The US National Weather Service posted a severe thunderstorm watch for portions of the District of Columbia, eastern Kentucky, western Maryland, south-western Pennsylvania, much of Virginia and parts of West Virginia.
The advisory, which warned of wind gusts of up to 80mph (129km/h) and large hail, was to remain in effect until early on Saturday morning.
The West Virginia governor, Ray Tomblin, declared a state of emergency for the whole state after storms that he said had left about 500,000 people without electricity in at least 27 counties.
The declaration allows “government resources to be devoted immediately to helping those in need and restoring power as soon as possible”, he said in a statement.
Wind gusts at speeds of up to 79mph (127km/h) were reported in and around the US capital, knocking out power to hundreds of thousands of homes in the Washington DC area.
WJLA television reported one fatality in suburban Fairfax County, Virginia, after a tree fell on a car.
Bands of rain lashed the District of Columbia, and winds littered the streets with tree limbs as the fast-moving storms, which started in the Midwest after a day of severe heat, reached Washington and its suburbs late in the evening.
WTOP radio said more than 800,000 people in the Washington area were without power.

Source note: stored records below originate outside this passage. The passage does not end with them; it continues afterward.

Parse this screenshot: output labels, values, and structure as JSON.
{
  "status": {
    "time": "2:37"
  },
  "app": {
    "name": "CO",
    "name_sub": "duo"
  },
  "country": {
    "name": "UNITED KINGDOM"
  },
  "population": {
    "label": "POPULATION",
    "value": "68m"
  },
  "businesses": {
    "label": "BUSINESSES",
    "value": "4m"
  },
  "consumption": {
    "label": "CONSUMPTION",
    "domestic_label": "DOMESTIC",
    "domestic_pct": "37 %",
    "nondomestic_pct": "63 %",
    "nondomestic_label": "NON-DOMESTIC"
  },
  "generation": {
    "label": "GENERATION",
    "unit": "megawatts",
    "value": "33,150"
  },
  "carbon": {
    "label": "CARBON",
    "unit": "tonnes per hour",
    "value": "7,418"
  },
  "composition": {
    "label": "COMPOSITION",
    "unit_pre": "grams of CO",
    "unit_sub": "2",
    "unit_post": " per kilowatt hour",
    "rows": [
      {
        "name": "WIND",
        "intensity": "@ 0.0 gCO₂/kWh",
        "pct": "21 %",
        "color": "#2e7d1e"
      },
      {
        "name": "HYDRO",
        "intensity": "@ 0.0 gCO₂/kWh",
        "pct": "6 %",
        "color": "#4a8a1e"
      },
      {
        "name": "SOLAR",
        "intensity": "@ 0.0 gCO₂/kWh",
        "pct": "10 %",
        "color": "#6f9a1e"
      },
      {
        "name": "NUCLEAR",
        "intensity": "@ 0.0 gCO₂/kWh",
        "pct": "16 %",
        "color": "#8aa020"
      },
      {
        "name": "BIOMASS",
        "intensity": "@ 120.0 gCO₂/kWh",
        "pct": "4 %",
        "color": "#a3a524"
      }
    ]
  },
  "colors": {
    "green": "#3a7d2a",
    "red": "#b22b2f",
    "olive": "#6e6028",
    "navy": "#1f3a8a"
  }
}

Outages hit several Washington Metro stations, the Washington Post reported.
A flash-flood warning was issued in Fredrick County, Maryland, until 1.15am on Saturday.
WUSA television in Washington said thousands of trees and tree branches were likely to have been downed by the storm.
Temperature records for the month of June were broken on Friday in Washington, Atlanta and Louisville, Kentucky. In all three cities, the temperature hit at least 104F (40C), according to the National Weather Service.